Alan Rusbridger: There has to be a Plan B to ad-driven news business models

Alan Rusbridger, best known for his 20-year tenure as editor-in-chief at the Guardian, thinks the business model for news is broken. After all, during his tenure, The Guardian was known for impactful journalistic work like breaking the phone-hacking scandal and publishing news of the NSA’s covert data collection programs — and for making giant losses.

In Rusbridger’s memoir, “Breaking News: The Remaking of Journalism and Why It Matters Now” published in September, he aims to describe the changes of the news industry from the inside, pointing towards how journalism can be relevant, trusted and a functioning pillar of democratic society.

Digiday spoke with Rusbridger about the difficulty in building reader-relationships into the newsroom and finding the right economics for journalism to survive. The conversation has been edited for clarity and flow.

How can we make a sustainable model for journalism? What are the models you think are working?
I do think the Guardian has a good model. If we want to make journalism as widely available as possible — that is important when so much false information is widely available — you need a model where people say “this is an act of philanthropy.” That hybrid model of voluntary donations with advertising. If you have high-income readers like The New York Times or The Financial Times, and specific financial information, then paywalls can work.

Measuring that success is also tricky.
Metrics should be your servant not your master. In the old world, we didn’t have much of an idea of what people were reading. I have heard of editors using metrics too literally. I met someone who said they only write pieces that drive subscriptions. You can see the logic for that, but what happens if readers don’t want to read about climate change? You need to set parameters, it is instructive. On the other hand, if no one is reading then why still do it? You need an intelligent interpreter of newsrooms metrics. We’ve moved from a rush for scale at all costs to something more subtle.

[Digital-native media organizations] find it as hard as anyone else; it’s not that they have found a magic formula that alluded everyone else. They can feel more comfortable in a digital-only medium than people straddling two worlds. It seems BuzzFeed is reinventing itself successfully as a media organization, partly for commercial reasons because advertisers are evaluating the quality of the audience rather than the size.

Is the advertising model broken?
Not at the moment, but there has to be a plan B, particularly at a local level. People have to ask whether this is going to be sustainable.

Do you think government intervention is the answer?
If we think the public thinks — and they do, partly thanks to Trump — that it’s frightening to live in a world where we find it harder to know or agree on facts, then the penny drops. All things, like government, become impossible if there’s no broad consensus on the basis of factual argument. If you think we need arbiters to help us decide what is true, and the market won’t provide that, you ask what is the market? It’s a job of the government to hold that debate.

Is that the responsibility of the platforms? Should they be regulated?
An intelligent conversation is vital. The feeling of Facebook is they have created something unimaginable in history at any point. Few of us would know what to do with that in five minutes, but people want it sorted by next Monday. We shouldn’t throw the baby out with the bathwater but we should be on [Facebook’s] case, and be constructively involved in what they do well and what they don’t do well. But they are capable behaving with breathtaking arrogance and in a high-handed way.
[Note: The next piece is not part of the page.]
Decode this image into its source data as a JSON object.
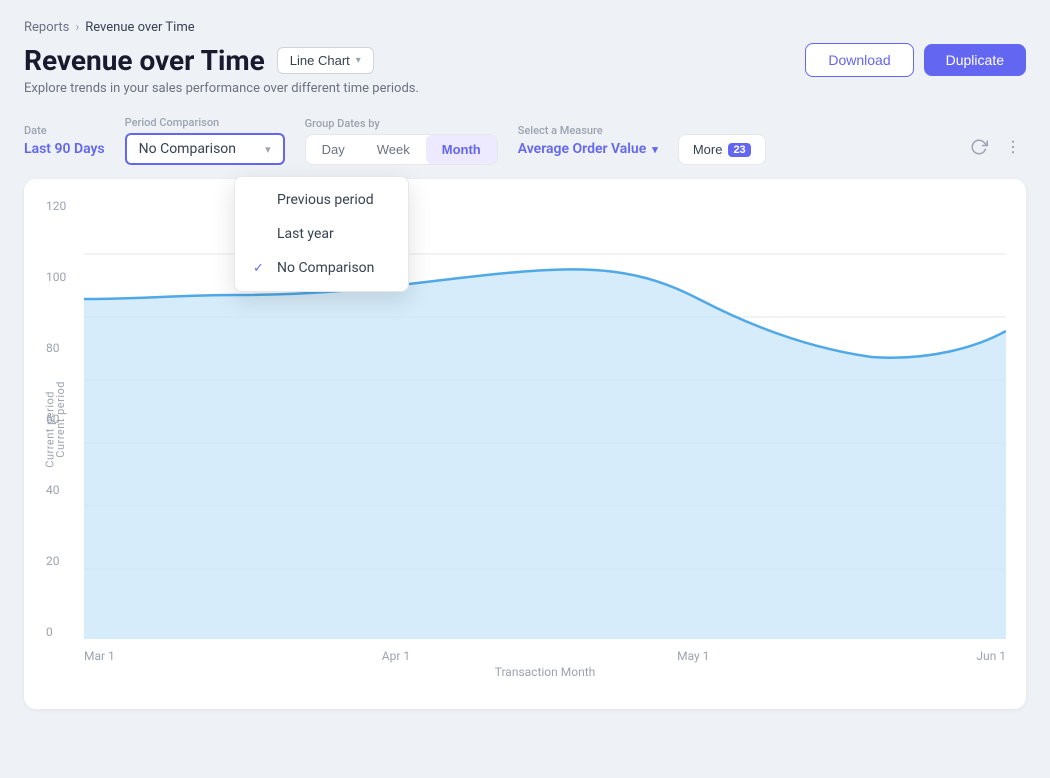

There have been a few high-profile cases of media organizations being criticized for giving a platform to people like Steve Bannon. What’s your view on ‘no platforming’?
In general, as an editor, you want to encourage as many voices in the conversation as possible. We featured Sinn Féin politicians Gerry Adams and Martin McGuinness and people felt that was beyond the pale, but it was the right thing to do. We want to understand what’s in the mind of people we may think of as evil or that we don’t like. We generally will have to talk with them and understand what makes them tick. We have to try to keep talking to them and say “this is our idea of free speech, I appreciate this or that view may upset.” The more you do, the more readers get what you’re trying to do.

Are you optimistic about the future of journalism?
The world needs it. There’s worry about the prospect of information chaos, and people value journalism more. There is a lot to be cheerful about. But clearly, there are economic issues that need to be sorted. The fundamental debate is if journalism is defined by the commercial model that it had — dependent on advertising — that dictates the form of journalism to some extent. If that changes can journalism change with it? Can journalism rest its case on the public interest it serves? That’s a big and complicated debate.